Unfortunately i can’t share the CAN code at the moment, but i have already ruled out memory leaks from those functions, there are two things happening: the received frame is being copied from the peripheral to another structure in which the data is formatted to be “platform agnostic” - the ID is reassembled, the flags are derived. There is no memcpy or operations on pointers/arrays that could run away. Then the frame is added to a FreeRTOS queue using the appropriate ISR function

I can also safely rule out interrupt nesting in this case, as all interrupts share the same priority, and interrupts with the same priority can’t preempt each other. Although that would explain everything.

Thanks for the help, i will study some more and report back

richard-damon · March 11, 2023, 1:55am

From my memory, and its been a while since I have done much with the dsPIC family, the processor doesn’t use a separate ISR stack (as the processor didn’t support it) and the port doesn’t support interrupt nesting.

The ISR will always use the stack of whatever task was running, so ALL tasks need enough slack space on their stack to handle the worse case ISR.

If somehow the ISR re-enables the interrupts, and thus allows the interrupts to nest, that could cause the ISR stack to keep on growing. I seem to remember the way the end of ISR task switching occurred, if that was done incorrectly, (by not clearing the flag on entry to the ISR) it could in extreme cases cause a problem of growing stack.

jackM · May 9, 2024, 3:27pm

Hello richard,
I don’t know why i never followed up.
Anyway, more than a year later i am revising the issue (as i’m thinking about upgrading the compiler, and possibly from freeRTOS 9 to whatever the current version is. I did some tests a while ago with the latest 10.5.x and i just had to replace the PORT files with the ones supplied by microchip)

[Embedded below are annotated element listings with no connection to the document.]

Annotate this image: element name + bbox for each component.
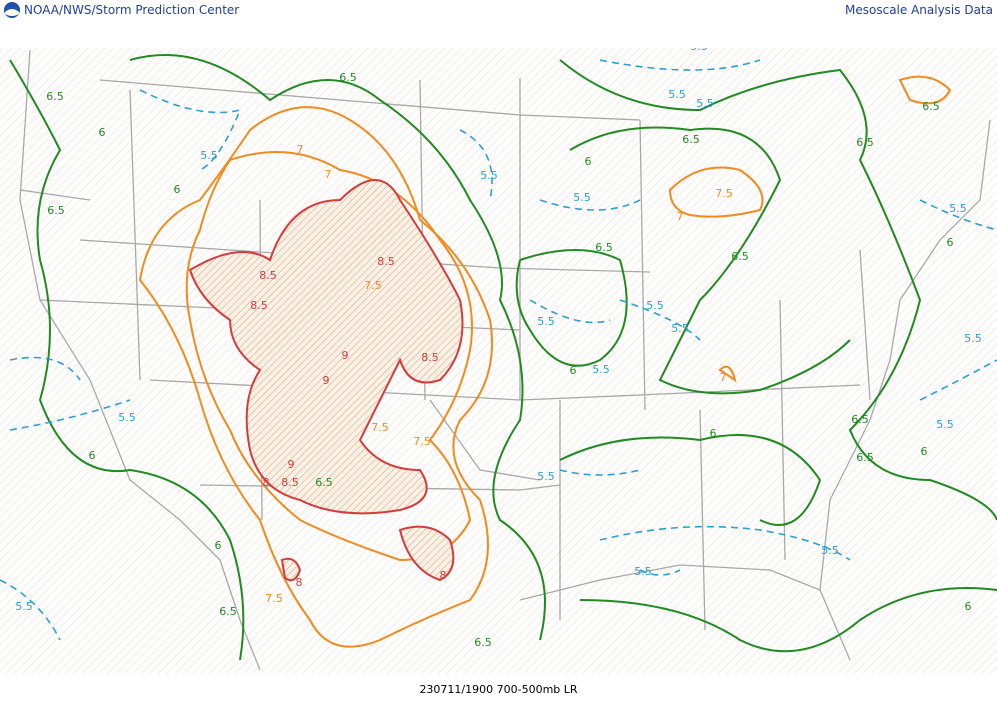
contour-label: 6.5 [856,136,874,149]
contour-label: 6.5 [856,451,874,464]
contour-label: 5.5 [480,169,498,182]
contour-label: 5.5 [690,48,708,53]
contour-label: 5.5 [964,332,982,345]
contour-label: 5.5 [537,315,555,328]
contour-label: 7.5 [715,187,733,200]
contour-label: 5.5 [592,363,610,376]
header-right: Mesoscale Analysis Data [845,3,993,17]
contour-label: 9 [288,458,295,471]
header-left: NOAA/NWS/Storm Prediction Center [24,3,240,17]
contour-label: 5.5 [15,600,33,613]
contour-label: 5.5 [936,418,954,431]
contour-label: 9 [342,349,349,362]
contour-label: 6.5 [474,636,492,649]
contour-label: 5.5 [696,97,714,110]
contour-label: 7.5 [413,435,431,448]
contour-label: 6 [174,183,181,196]
contour-label: 7.5 [371,421,389,434]
contour-label: 5.5 [573,191,591,204]
contour-label: 6.5 [731,250,749,263]
contour-label: 8.5 [377,255,395,268]
contour-label: 6 [99,126,106,139]
contour-label: 5.5 [537,470,555,483]
contour-label: 8 [263,476,270,489]
contour-label: 7.5 [364,279,382,292]
contour-label: 6 [89,449,96,462]
contour-label: 6.5 [682,133,700,146]
contour-label: 9 [323,374,330,387]
contour-label: 5.5 [200,149,218,162]
contour-label: 8 [296,576,303,589]
contour-label: 6.5 [595,241,613,254]
contour-label: 6.5 [315,476,333,489]
contour-label: 8.5 [250,299,268,312]
contour-label: 5.5 [821,544,839,557]
contour-label: 5.5 [646,299,664,312]
contour-label: 6.5 [339,71,357,84]
footer: 230711/1900 700-500mb LR [419,683,578,696]
contour-label: 6 [947,236,954,249]
contour-label: 7 [677,210,684,223]
contour-label: 5.5 [634,565,652,578]
contour-label: 6.5 [46,90,64,103]
contour-label: 5.5 [671,322,689,335]
contour-label: 5.5 [949,202,967,215]
contour-label: 6 [710,427,717,440]
contour-label: 6.5 [851,413,869,426]
contour-label: 8.5 [421,351,439,364]
contour-label: 6.5 [922,100,940,113]
contours [0,54,997,661]
contour-label: 8.5 [259,269,277,282]
contour-label: 6.5 [47,204,65,217]
contour-label: 6 [965,600,972,613]
contour-label: 7 [720,371,727,384]
contour-label: 6 [921,445,928,458]
contour-label: 6.5 [219,605,237,618]
contour-label: 8.5 [281,476,299,489]
contour-label: 7 [297,143,304,156]
contour-label: 5.5 [668,88,686,101]
contour-label: 7 [325,168,332,181]
contour-label: 5.5 [118,411,136,424]
contour-label: 6 [215,539,222,552]
contour-label: 6 [570,364,577,377]
noaa-logo [4,2,20,18]
contour-label: 7.5 [265,592,283,605]
contour-label: 8 [440,569,447,582]
contour-label: 6 [585,155,592,168]
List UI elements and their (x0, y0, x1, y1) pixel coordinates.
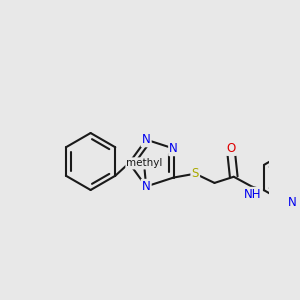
Text: S: S (192, 167, 199, 180)
Text: N: N (142, 133, 151, 146)
Text: methyl: methyl (126, 158, 163, 168)
Text: N: N (142, 180, 151, 193)
Text: O: O (227, 142, 236, 155)
Text: NH: NH (244, 188, 262, 201)
Text: N: N (288, 196, 297, 209)
Text: N: N (169, 142, 178, 155)
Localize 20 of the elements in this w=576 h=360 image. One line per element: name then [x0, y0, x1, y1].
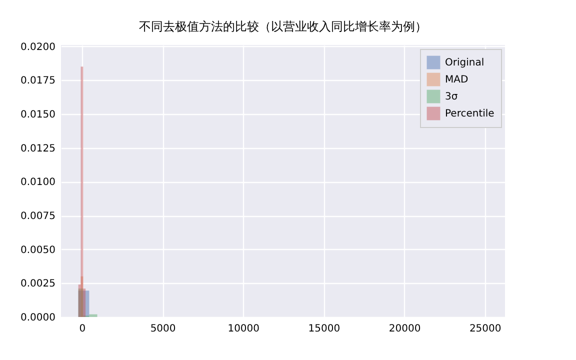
x-tick-label: 15000	[308, 324, 340, 334]
x-tick-label: 10000	[228, 324, 260, 334]
y-tick-label: 0.0075	[20, 211, 56, 222]
chart-title: 不同去极值方法的比较（以营业收入同比增长率为例）	[139, 19, 427, 34]
y-tick-label: 0.0000	[20, 312, 56, 324]
y-tick-label: 0.0100	[20, 177, 56, 188]
legend-label: 3σ	[445, 92, 458, 102]
x-tick-label: 25000	[469, 324, 502, 334]
legend-label: Percentile	[445, 108, 494, 120]
x-tick-label: 0	[79, 324, 86, 334]
legend-label: MAD	[445, 74, 468, 86]
y-tick-label: 0.0150	[20, 110, 56, 121]
y-tick-label: 0.0050	[20, 244, 56, 256]
legend-label: Original	[445, 58, 484, 68]
y-tick-label: 0.0125	[20, 143, 56, 154]
x-tick-label: 20000	[388, 324, 421, 334]
x-tick-label: 5000	[150, 324, 176, 334]
y-tick-label: 0.0025	[20, 278, 56, 290]
y-tick-label: 0.0200	[20, 42, 56, 53]
y-tick-label: 0.0175	[20, 76, 56, 87]
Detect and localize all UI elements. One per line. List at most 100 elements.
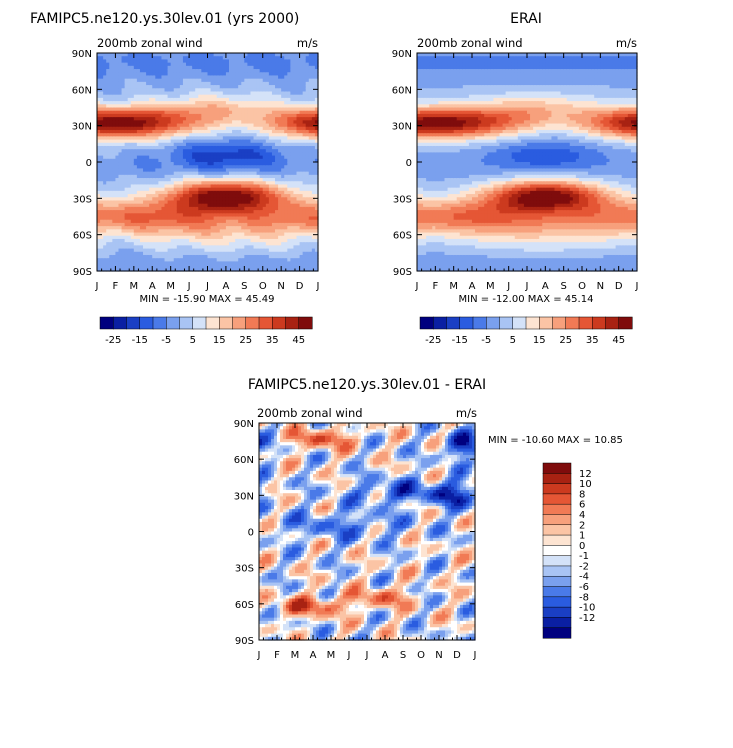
colorbar-box: [486, 316, 501, 330]
x-tick-label: O: [417, 650, 425, 661]
colorbar-label: 45: [292, 335, 305, 346]
x-tick-label: F: [274, 650, 280, 661]
x-tick-label: J: [525, 281, 529, 292]
colorbar-label: -2: [579, 561, 589, 572]
colorbar-box: [179, 316, 194, 330]
panel2-colorbar: -25 -15 -5 5 15 25 35 45: [419, 316, 633, 346]
colorbar-label: 4: [579, 510, 585, 521]
colorbar-box: [592, 316, 607, 330]
x-tick-label: D: [615, 281, 623, 292]
colorbar-label: -1: [579, 551, 589, 562]
colorbar-label: -4: [579, 572, 589, 583]
colorbar-label: 45: [612, 335, 625, 346]
colorbar-box: [542, 473, 572, 485]
y-tick-label: 90S: [73, 267, 92, 278]
x-tick-label: A: [310, 650, 317, 661]
colorbar-label: 15: [213, 335, 226, 346]
colorbar-box: [152, 316, 167, 330]
colorbar-box: [512, 316, 527, 330]
x-tick-label: M: [449, 281, 458, 292]
x-tick-label: J: [187, 281, 191, 292]
colorbar-box: [605, 316, 620, 330]
panel2-title: ERAI: [510, 11, 542, 27]
colorbar-label: 2: [579, 520, 585, 531]
y-tick-label: 90N: [234, 419, 254, 430]
colorbar-label: -8: [579, 592, 589, 603]
x-tick-label: J: [415, 281, 419, 292]
colorbar-label: 5: [510, 335, 516, 346]
y-tick-label: 0: [406, 158, 412, 169]
colorbar-label: -5: [161, 335, 171, 346]
x-tick-label: D: [453, 650, 461, 661]
colorbar-label: 12: [579, 469, 592, 480]
colorbar-box: [539, 316, 554, 330]
x-tick-label: M: [486, 281, 495, 292]
colorbar-box: [258, 316, 273, 330]
colorbar-box: [298, 316, 313, 330]
x-tick-label: J: [347, 650, 351, 661]
panel3-subtitle-right: m/s: [456, 406, 477, 420]
x-tick-label: M: [166, 281, 175, 292]
colorbar-box: [113, 316, 128, 330]
colorbar-label: 1: [579, 531, 585, 542]
x-tick-label: S: [241, 281, 247, 292]
x-tick-label: A: [542, 281, 549, 292]
colorbar-label: -6: [579, 582, 589, 593]
x-tick-label: O: [578, 281, 586, 292]
colorbar-box: [542, 617, 572, 629]
colorbar-box: [542, 606, 572, 618]
y-tick-label: 30N: [234, 491, 254, 502]
colorbar-box: [459, 316, 474, 330]
panel3-subtitle-left: 200mb zonal wind: [257, 406, 363, 420]
colorbar-box: [542, 555, 572, 567]
y-tick-label: 30S: [73, 194, 92, 205]
x-tick-label: D: [296, 281, 304, 292]
y-tick-label: 60S: [393, 231, 412, 242]
x-tick-label: N: [597, 281, 604, 292]
x-tick-label: M: [291, 650, 300, 661]
colorbar-box: [126, 316, 141, 330]
x-tick-label: N: [277, 281, 284, 292]
colorbar-label: -12: [579, 613, 595, 624]
colorbar-label: 0: [579, 541, 585, 552]
x-tick-label: A: [222, 281, 229, 292]
y-tick-label: 30S: [393, 194, 412, 205]
colorbar-box: [446, 316, 461, 330]
shading-cells: [97, 53, 319, 272]
panel1-title: FAMIPC5.ne120.ys.30lev.01 (yrs 2000): [30, 11, 299, 27]
colorbar-label: 35: [266, 335, 279, 346]
colorbar-box: [166, 316, 181, 330]
panel2-subtitle-right: m/s: [616, 36, 637, 50]
panel3-title: FAMIPC5.ne120.ys.30lev.01 - ERAI: [248, 377, 486, 393]
x-tick-label: A: [149, 281, 156, 292]
x-tick-label: J: [365, 650, 369, 661]
colorbar-box: [542, 534, 572, 546]
x-tick-label: J: [506, 281, 510, 292]
x-tick-label: J: [257, 650, 261, 661]
x-tick-label: S: [560, 281, 566, 292]
x-tick-label: J: [95, 281, 99, 292]
colorbar-box: [285, 316, 300, 330]
y-tick-label: 90S: [235, 636, 254, 647]
x-tick-label: J: [635, 281, 639, 292]
y-tick-label: 90N: [392, 49, 412, 60]
colorbar-box: [578, 316, 593, 330]
colorbar-box: [542, 545, 572, 557]
y-tick-label: 30N: [392, 122, 412, 133]
x-tick-label: N: [435, 650, 442, 661]
panel3-stats: MIN = -10.60 MAX = 10.85: [488, 435, 623, 446]
colorbar-box: [525, 316, 540, 330]
colorbar-box: [542, 575, 572, 588]
colorbar-label: 15: [533, 335, 546, 346]
x-tick-label: F: [113, 281, 119, 292]
x-tick-label: J: [473, 650, 477, 661]
colorbar-box: [219, 316, 234, 330]
colorbar-box: [472, 316, 487, 330]
x-tick-label: J: [205, 281, 209, 292]
x-tick-label: M: [130, 281, 139, 292]
colorbar-box: [272, 316, 287, 330]
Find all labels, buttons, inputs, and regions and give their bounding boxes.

What you say is exactly my conclusion: the interrupt does not have its own stack, so task stack has to take account for interrupt worst case scenario. Bummer.
Can i create another stack, just for the ISR, and tell the ISR to use that stack?

Maybe switch to the IDLE Task stack?
It would also be wonderful if the switch could be FAST. No point in having a very responsive low latency architecture if i have to waste 30-60 instructions at every interrupt (note: the architecture implements separate register sets that can be changed in a single cycle, but i concour that it would be too architecture specific for freeRTOS to implement)

My usual usage of interrupts is: create some auto variables, get data from peripherals and perform some operations, then put the data in a queue.
Or what if i would declare the variables inside the ISR to be static?
then they would be allocated outside of the task stack, problem solved?

richard-damon · May 9, 2024, 5:50pm

I think the problem with giving ISRs their own stack is that since the hardware doesn’t support it, you need to do something to the compiler to make this happen, or add some manually added code to all your ISRs to do this. The complier is unlikely to add this sort of support, as it becomes tricky in the presence of nested interrupt, which the processor supports, but not FreeRTOS on those processors (it seems because it doesn’t support the equivalent of the PendSV operation to make a task switch occur on leaving the last nested ISR, at least that was the state when I was looking at those processors). If Mirochip has developed a way to get around those limitations, it would make things better.